{section: Standard Universe} Notes from Peter Keller's 2011-11-30 brain-dump. See also CondorSyscallLibCommandLine {subsection: libsyscall} The standard universe requires 'condorized' binaries, which are "statically-linked" binaries (see below for the standard universe definition thereof) created by _condor_compile_, which, despite the name, is a linker, rather than a compiler. It creates binaries with the API stack on the right.
normal condorized --------------- ------------------ | application | | application | | | | |------------| | | | | libsyscall | --------------- |------------| | | libc | | libc | | --------------- ------------------ | kernel | | kernel | --------------- ------------------The interposition layer, _libsyscall_, comes before libc on the link line; the application thus calls its functions in preference to libc's. (Note that libsyscall does not override every libc function; only those necessary for checkpointing and/or remote I/O.) When starting a standard universe job, the standard universe -specific shadow establishes a connection with the startd. This connection is inherited by the standard universe -specific starter, which in turn bequeaths it to the application (specifically, libsyscall). The starter's connection is used for startup, shutdown, and suspend/resume. All other communication to the shadow comes from libsyscall. There may be machinery in libsyscall to make it signal-atomic. {subsection: "Statically-Linked"} Because the OS-provided information on (in-memory) segment boundaries is frequently (but inconsistently) wrong, the checkpointer must guess them. Because it runs in the signal handler, it is impossibly tricky to handle segfaults; therefore, it must guess them correctly. To make this possible, a standard universe application must keep all its voilatile data on the stack or in the .data segment, and it must be laid out in memory as follows.

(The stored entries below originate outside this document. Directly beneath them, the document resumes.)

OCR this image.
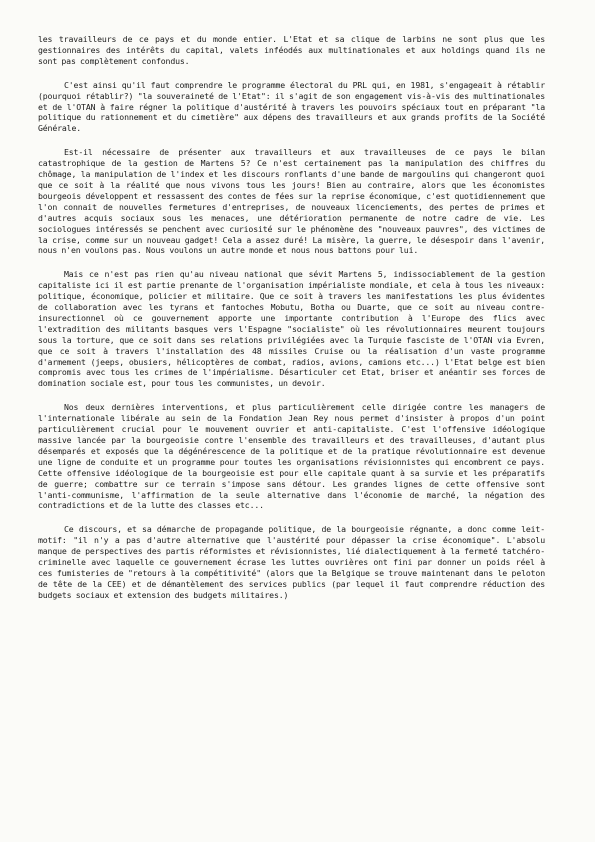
les travailleurs de ce pays et du monde entier. L'Etat et sa clique de larbins ne sont plus que les gestionnaires des intérêts du capital, valets inféodés aux multinationales et aux holdings quand ils ne sont pas complètement confondus.

C'est ainsi qu'il faut comprendre le programme électoral du PRL qui, en 1981, s'engageait à rétablir (pourquoi rétablir?) "la souveraineté de l'Etat": il s'agit de son engagement vis-à-vis des multinationales et de l'OTAN à faire régner la politique d'austérité à travers les pouvoirs spéciaux tout en préparant "la politique du rationnement et du cimetière" aux dépens des travailleurs et aux grands profits de la Société Générale.

Est-il nécessaire de présenter aux travailleurs et aux travailleuses de ce pays le bilan catastrophique de la gestion de Martens 5? Ce n'est certainement pas la manipulation des chiffres du chômage, la manipulation de l'index et les discours ronflants d'une bande de margoulins qui changeront quoi que ce soit à la réalité que nous vivons tous les jours! Bien au contraire, alors que les économistes bourgeois développent et ressassent des contes de fées sur la reprise économique, c'est quotidiennement que l'on connait de nouvelles fermetures d'entreprises, de nouveaux licenciements, des pertes de primes et d'autres acquis sociaux sous les menaces, une détérioration permanente de notre cadre de vie. Les sociologues intéressés se penchent avec curiosité sur le phénomène des "nouveaux pauvres", des victimes de la crise, comme sur un nouveau gadget! Cela a assez duré! La misère, la guerre, le désespoir dans l'avenir, nous n'en voulons pas. Nous voulons un autre monde et nous nous battons pour lui.

Mais ce n'est pas rien qu'au niveau national que sévit Martens 5, indissociablement de la gestion capitaliste ici il est partie prenante de l'organisation impérialiste mondiale, et cela à tous les niveaux: politique, économique, policier et militaire. Que ce soit à travers les manifestations les plus évidentes de collaboration avec les tyrans et fantoches Mobutu, Botha ou Duarte, que ce soit au niveau contre-insurectionnel où ce gouvernement apporte une importante contribution à l'Europe des flics avec l'extradition des militants basques vers l'Espagne "socialiste" où les révolutionnaires meurent toujours sous la torture, que ce soit dans ses relations privilégiées avec la Turquie fasciste de l'OTAN via Evren, que ce soit à travers l'installation des 48 missiles Cruise ou la réalisation d'un vaste programme d'armement (jeeps, obusiers, hélicoptères de combat, radios, avions, camions etc...) l'Etat belge est bien compromis avec tous les crimes de l'impérialisme. Désarticuler cet Etat, briser et anéantir ses forces de domination sociale est, pour tous les communistes, un devoir.

Nos deux dernières interventions, et plus particulièrement celle dirigée contre les managers de l'internationale libérale au sein de la Fondation Jean Rey nous permet d'insister à propos d'un point particulièrement crucial pour le mouvement ouvrier et anti-capitaliste. C'est l'offensive idéologique massive lancée par la bourgeoisie contre l'ensemble des travailleurs et des travailleuses, d'autant plus désemparés et exposés que la dégénérescence de la politique et de la pratique révolutionnaire est devenue une ligne de conduite et un programme pour toutes les organisations révisionnistes qui encombrent ce pays. Cette offensive idéologique de la bourgeoisie est pour elle capitale quant à sa survie et les préparatifs de guerre; combattre sur ce terrain s'impose sans détour. Les grandes lignes de cette offensive sont l'anti-communisme, l'affirmation de la seule alternative dans l'économie de marché, la négation des contradictions et de la lutte des classes etc...

Ce discours, et sa démarche de propagande politique, de la bourgeoisie régnante, a donc comme leit-motif: "il n'y a pas d'autre alternative que l'austérité pour dépasser la crise économique". L'absolu manque de perspectives des partis réformistes et révisionnistes, lié dialectiquement à la fermeté tatchéro-criminelle avec laquelle ce gouvernement écrase les luttes ouvrières ont fini par donner un poids réel à ces fumisteries de "retours à la compétitivité" (alors que la Belgique se trouve maintenant dans le peloton de tête de la CEE) et de démantèlement des services publics (par lequel il faut comprendre réduction des budgets sociaux et extension des budgets militaires.)
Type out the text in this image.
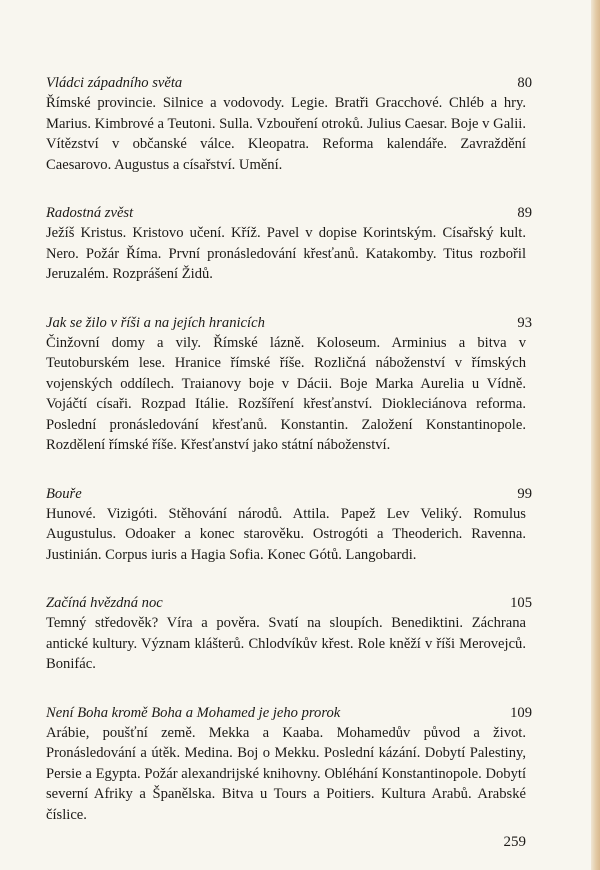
Vládci západního světa	80

Římské provincie. Silnice a vodovody. Legie. Bratři Gracchové. Chléb a hry. Marius. Kimbrové a Teutoni. Sulla. Vzbouření otroků. Julius Caesar. Boje v Galii. Vítězství v občanské válce. Kleopatra. Reforma kalendáře. Zavraždění Caesarovo. Augustus a císařství. Umění.

Radostná zvěst	89

Ježíš Kristus. Kristovo učení. Kříž. Pavel v dopise Korintským. Císařský kult. Nero. Požár Říma. První pronásledování křesťanů. Katakomby. Titus rozbořil Jeruzalém. Rozprášení Židů.

Jak se žilo v říši a na jejích hranicích	93

Činžovní domy a vily. Římské lázně. Koloseum. Arminius a bitva v Teutoburském lese. Hranice římské říše. Rozličná náboženství v římských vojenských oddílech. Traianovy boje v Dácii. Boje Marka Aurelia u Vídně. Vojáčtí císaři. Rozpad Itálie. Rozšíření křesťanství. Diokleciánova reforma. Poslední pronásledování křesťanů. Konstantin. Založení Konstantinopole. Rozdělení římské říše. Křesťanství jako státní náboženství.

Bouře	99

Hunové. Vizigóti. Stěhování národů. Attila. Papež Lev Veliký. Romulus Augustulus. Odoaker a konec starověku. Ostrogóti a Theoderich. Ravenna. Justinián. Corpus iuris a Hagia Sofia. Konec Gótů. Langobardi.

Začíná hvězdná noc	105

Temný středověk? Víra a pověra. Svatí na sloupích. Benediktini. Záchrana antické kultury. Význam klášterů. Chlodvíkův křest. Role kněží v říši Merovejců. Bonifác.

Není Boha kromě Boha a Mohamed je jeho prorok	109

Arábie, poušťní země. Mekka a Kaaba. Mohamedův původ a život. Pronásledování a útěk. Medina. Boj o Mekku. Poslední kázání. Dobytí Palestiny, Persie a Egypta. Požár alexandrijské knihovny. Obléhání Konstantinopole. Dobytí severní Afriky a Španělska. Bitva u Tours a Poitiers. Kultura Arabů. Arabské číslice.

259
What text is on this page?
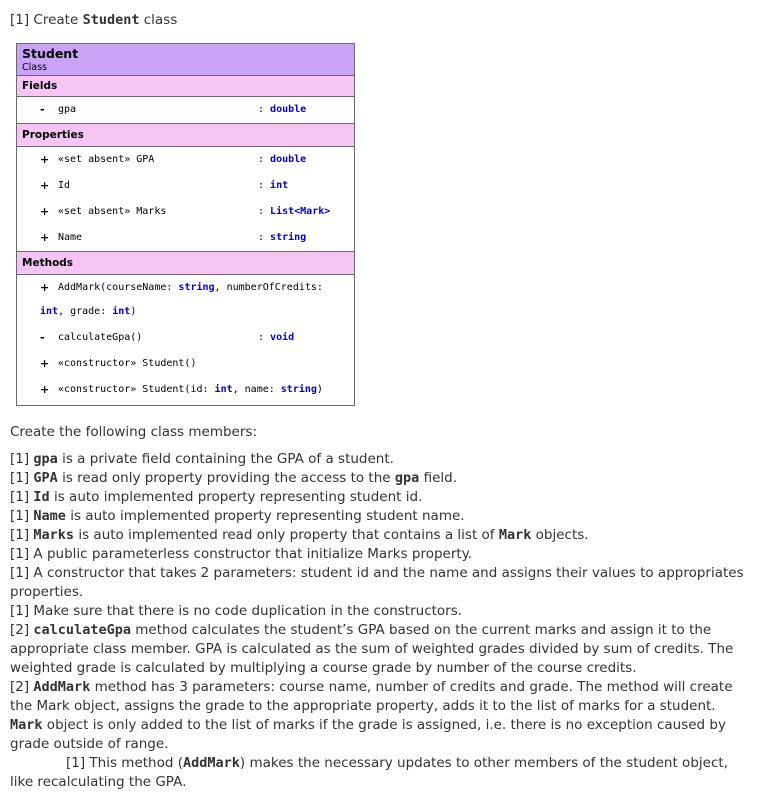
[1] Create Student class
Student
Class
Fields
- gpa	: double
Properties
+ «set absent» GPA	: double
+ Id	: int
+ «set absent» Marks	: List<Mark>
+ Name	: string
Methods
+ AddMark(courseName: string, numberOfCredits:
int, grade: int)
- calculateGpa()	: void
+ «constructor» Student()
+ «constructor» Student(id: int, name: string)
Create the following class members:
[1] gpa is a private field containing the GPA of a student.
[1] GPA is read only property providing the access to the gpa field.
[1] Id is auto implemented property representing student id.
[1] Name is auto implemented property representing student name.
[1] Marks is auto implemented read only property that contains a list of Mark objects.
[1] A public parameterless constructor that initialize Marks property.
[1] A constructor that takes 2 parameters: student id and the name and assigns their values to appropriates
properties.
[1] Make sure that there is no code duplication in the constructors.
[2] calculateGpa method calculates the student’s GPA based on the current marks and assign it to the
appropriate class member. GPA is calculated as the sum of weighted grades divided by sum of credits. The
weighted grade is calculated by multiplying a course grade by number of the course credits.
[2] AddMark method has 3 parameters: course name, number of credits and grade. The method will create
the Mark object, assigns the grade to the appropriate property, adds it to the list of marks for a student.
Mark object is only added to the list of marks if the grade is assigned, i.e. there is no exception caused by
grade outside of range.
[1] This method (AddMark) makes the necessary updates to other members of the student object,
like recalculating the GPA.
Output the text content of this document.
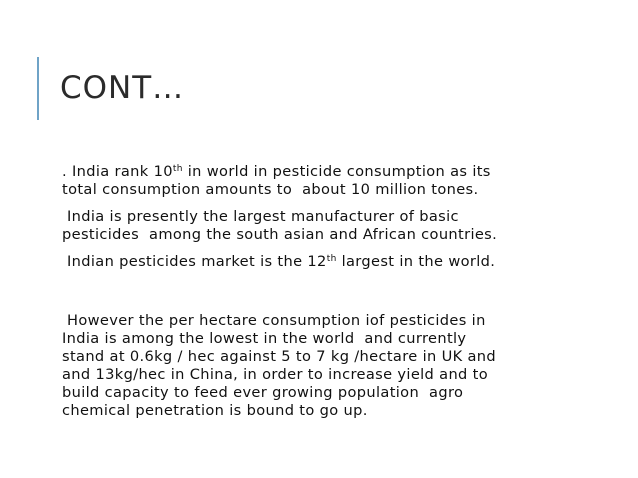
CONT…

. India rank 10th in world in pesticide consumption as its
total consumption amounts to  about 10 million tones.

India is presently the largest manufacturer of basic
pesticides  among the south asian and African countries.

Indian pesticides market is the 12th largest in the world.

However the per hectare consumption iof pesticides in
India is among the lowest in the world  and currently
stand at 0.6kg / hec against 5 to 7 kg /hectare in UK and
and 13kg/hec in China, in order to increase yield and to
build capacity to feed ever growing population  agro
chemical penetration is bound to go up.
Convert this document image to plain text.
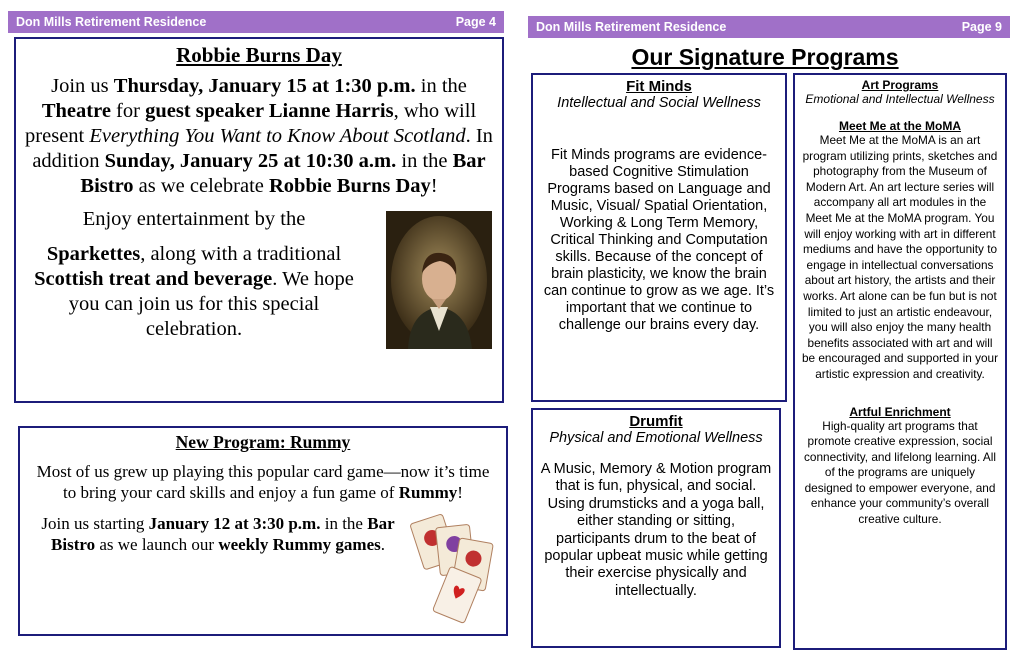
Don Mills Retirement Residence	Page 4	Don Mills Retirement Residence	Page 9
Robbie Burns Day

Join us Thursday, January 15 at 1:30 p.m. in the Theatre for guest speaker Lianne Harris, who will present Everything You Want to Know About Scotland. In addition Sunday, January 25 at 10:30 a.m. in the Bar Bistro as we celebrate Robbie Burns Day!

Enjoy entertainment by the

Sparkettes, along with a traditional Scottish treat and beverage. We hope you can join us for this special celebration.

New Program: Rummy

Most of us grew up playing this popular card game—now it’s time to bring your card skills and enjoy a fun game of Rummy!

Join us starting January 12 at 3:30 p.m. in the Bar Bistro as we launch our weekly Rummy games.

Our Signature Programs

Fit Minds

Intellectual and Social Wellness

Fit Minds programs are evidence-based Cognitive Stimulation Programs based on Language and Music, Visual/ Spatial Orientation, Working & Long Term Memory, Critical Thinking and Computation skills. Because of the concept of brain plasticity, we know the brain can continue to grow as we age. It’s important that we continue to challenge our brains every day.

Drumfit

Physical and Emotional Wellness

A Music, Memory & Motion program that is fun, physical, and social. Using drumsticks and a yoga ball, either standing or sitting, participants drum to the beat of popular upbeat music while getting their exercise physically and intellectually.

Art Programs

Emotional and Intellectual Wellness

Meet Me at the MoMA

Meet Me at the MoMA is an art program utilizing prints, sketches and photography from the Museum of Modern Art. An art lecture series will accompany all art modules in the Meet Me at the MoMA program. You will enjoy working with art in different mediums and have the opportunity to engage in intellectual conversations about art history, the artists and their works. Art alone can be fun but is not limited to just an artistic endeavour, you will also enjoy the many health benefits associated with art and will be encouraged and supported in your artistic expression and creativity.

Artful Enrichment

High-quality art programs that promote creative expression, social connectivity, and lifelong learning. All of the programs are uniquely designed to empower everyone, and enhance your community’s overall creative culture.
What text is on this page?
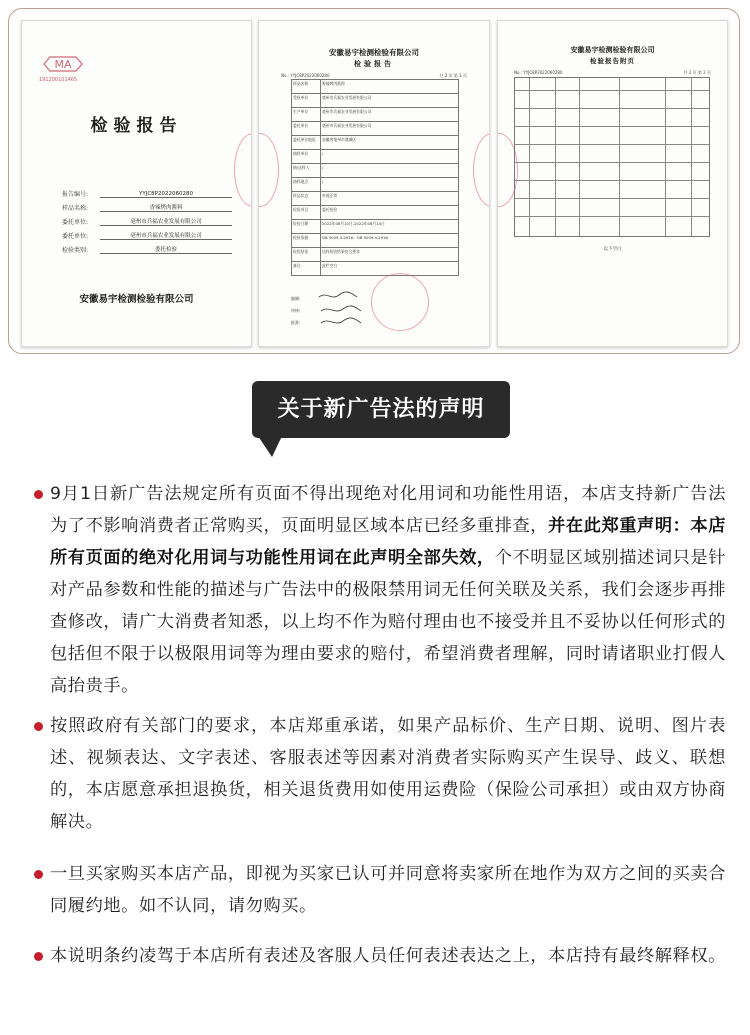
MA
191200101465
检验报告
报告编号:	YYJC8P2022060280
样品名称:	香辣烤肉酱料
委托单位:	亳州市兵福农业发展有限公司
委托单位:	亳州市兵福农业发展有限公司
检验类别:	委托检验
安徽易宇检测检验有限公司
安徽易宇检测检验有限公司
检验报告
No.: YYJC8P2022060280	共 2 页 第 1 页
样品名称	香辣烤肉酱料
受检单位	亳州市兵福农业发展有限公司
生产单位	亳州市兵福农业发展有限公司
委托单位	亳州市兵福农业发展有限公司
委托单位地址	安徽省亳州市谯城区
抽样单位	/
抽/送样人	/
抽样地点	/
样品状态	外观正常
检验项目	委托检验
检验日期	2022年06月10日-2022年06月14日
检验依据	GB 5009.3-2016、GB 5009.4-2016
检验结论	送样检验结果符合要求
备注	此栏空白
编制:
审核:
批准:
安徽易宇检测检验有限公司
检验报告附页
No.: YYJC8P2022060280	共 2 页 第 2 页
以下空白
关于新广告法的声明

9月1日新广告法规定所有页面不得出现绝对化用词和功能性用语，本店支持新广告法为了不影响消费者正常购买，页面明显区域本店已经多重排查，并在此郑重声明：本店所有页面的绝对化用词与功能性用词在此声明全部失效，个不明显区域别描述词只是针对产品参数和性能的描述与广告法中的极限禁用词无任何关联及关系，我们会逐步再排查修改，请广大消费者知悉，以上均不作为赔付理由也不接受并且不妥协以任何形式的包括但不限于以极限用词等为理由要求的赔付，希望消费者理解，同时请诸职业打假人高抬贵手。

按照政府有关部门的要求，本店郑重承诺，如果产品标价、生产日期、说明、图片表述、视频表达、文字表述、客服表述等因素对消费者实际购买产生误导、歧义、联想的，本店愿意承担退换货，相关退货费用如使用运费险（保险公司承担）或由双方协商解决。

一旦买家购买本店产品，即视为买家已认可并同意将卖家所在地作为双方之间的买卖合同履约地。如不认同，请勿购买。

本说明条约凌驾于本店所有表述及客服人员任何表述表达之上，本店持有最终解释权。
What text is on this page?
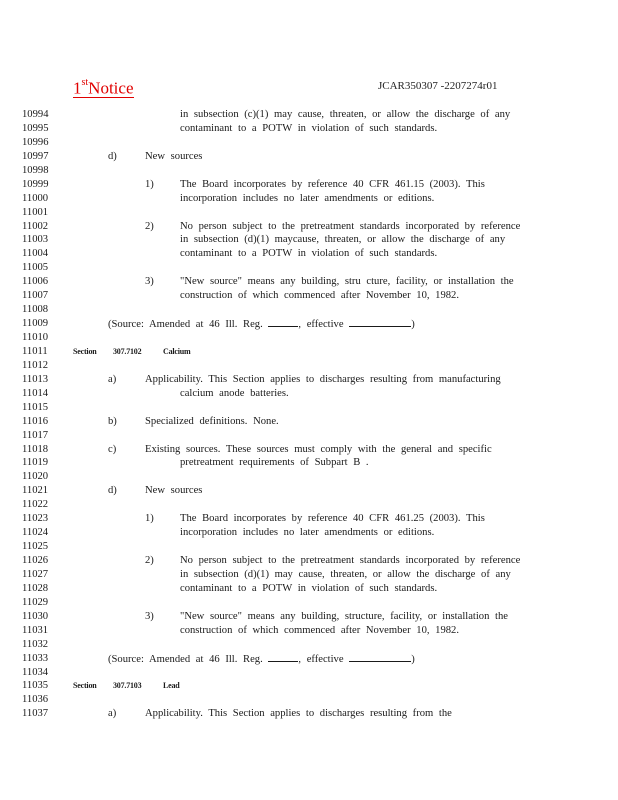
1stNotice	JCAR350307 -2207274r01
10994	in subsection (c)(1) may cause, threaten, or allow the discharge of any
10995	contaminant to a POTW in violation of such standards.
10996
10997	d)	New sources
10998
10999	1) The Board incorporates by reference 40 CFR 461.15 (2003). This
11000	incorporation includes no later amendments or editions.
11001
11002	2) No person subject to the pretreatment standards incorporated by reference
11003	in subsection (d)(1) maycause, threaten, or allow the discharge of any
11004	contaminant to a POTW in violation of such standards.
11005
11006	3) "New source" means any building, stru cture, facility, or installation the
11007	construction of which commenced after November 10, 1982.
11008
11009	(Source: Amended at 46 Ill. Reg.	, effective	)
11010
11011	Section 307.7102	Calcium
11012
11013	a)	Applicability. This Section applies to discharges resulting from manufacturing
11014	calcium anode batteries.
11015
11016	b)	Specialized definitions. None.
11017
11018	c)	Existing sources. These sources must comply with the general and specific
11019	pretreatment requirements of Subpart B .
11020
11021	d)	New sources
11022
11023	1) The Board incorporates by reference 40 CFR 461.25 (2003). This
11024	incorporation includes no later amendments or editions.
11025
11026	2) No person subject to the pretreatment standards incorporated by reference
11027	in subsection (d)(1) may cause, threaten, or allow the discharge of any
11028	contaminant to a POTW in violation of such standards.
11029
11030	3) "New source" means any building, structure, facility, or installation the
11031	construction of which commenced after November 10, 1982.
11032
11033	(Source: Amended at 46 Ill. Reg.	, effective	)
11034
11035	Section 307.7103	Lead
11036
11037	a)	Applicability. This Section applies to discharges resulting from the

--------------- | environment | |-------------| <- guessed; may be an unmapped page here | the stack | | | |--\/\/\/\/\/-| <- guessed | | |-/\/\/\/\/\--| <- sbrk | .data | |-------------| | .bss&.bzero | |-------------| <- _data_start (linker symbol) | .text | ---------------This layout is known to Linux as the "vm compat" personality. To force an application to run this way, you can use the _setarch_ program. (To run a standard universe program in stand-alone mode, _setarch
(16:29:56) Pete Keller: Compression of checkpoints is handled by using an alternate memory heap that is allocated by a raw call to syscall(SYS_mmap, ...). The alternate heap is not checkpointed, restored, or book kept. (16:31:41) Pete Keller: When restarting a checkpointed process, we move to an alternate stack defined in the bzero segment so we can restore the STACK segment properly and still be able to have a stack of our own to finish the work. (16:32:58) Pete Keller: Also, when resuming, we resume, via the longjmp() INTO the signal handler of the previous control flow, then return from the signal handler back to the regular code. (16:34:36) Pete Keller: A caveat: Glibc encrypts the stack pointer in the jmpbuf structure. The macros PTR_ENCRYPT and PTR_DECRYPT() in machdep.h deal with the nastiness. (16:34:50) Pete Keller: I forgot to mention why the test programs are what they are. :( (16:35:28) Pete Keller: Most of them are commented as to what they test. the job_rsc-all-syscalls_std.c test is a VERY IMPORTANT one that does a unit test of all remote i/o or other interposed libc calls. If anything fails in there, it is very bad. (16:35:45) Pete Keller: The job_rsc_* and job_ckpt_* tests are for stduniv. (16:37:00) Pete Keller: The "sanity" ckpt test seemingly doesn't test anything. However, that program alone is responsible for finding a hugh number of bugs. It just happens to tickle a lot of subsystems in glibc, even though it is fucking simple. Don't ever remove that one from the test suite even if you don't know what it does. :) (16:37:15) Pete Keller: All tests are there for a reason at one time or another. :) (16:37:54) Pete Keller: Most of what the tests test are obvious and decently commented. A few are redundant, but that's ok. (16:38:38) Pete Keller: A big thing to realize in the testing of stduniv, is that it is only reliable to a statistical confidence value. running a test 10 times and seeing it succeed doesn't mean squat. You must see it run 10 million times and in changing environments. (16:39:33) Pete Keller: stduniv is nearly undebuggable, the only means to truly know if it works is to determine if the test program did the correct thing (ALWAYS via external verification to the test program) and then run it in the millions of times to ensure you don't shake out crazy little segfaulting bugs. (16:40:17) Pete Keller: The current set of tests do a pretty good job of it, though.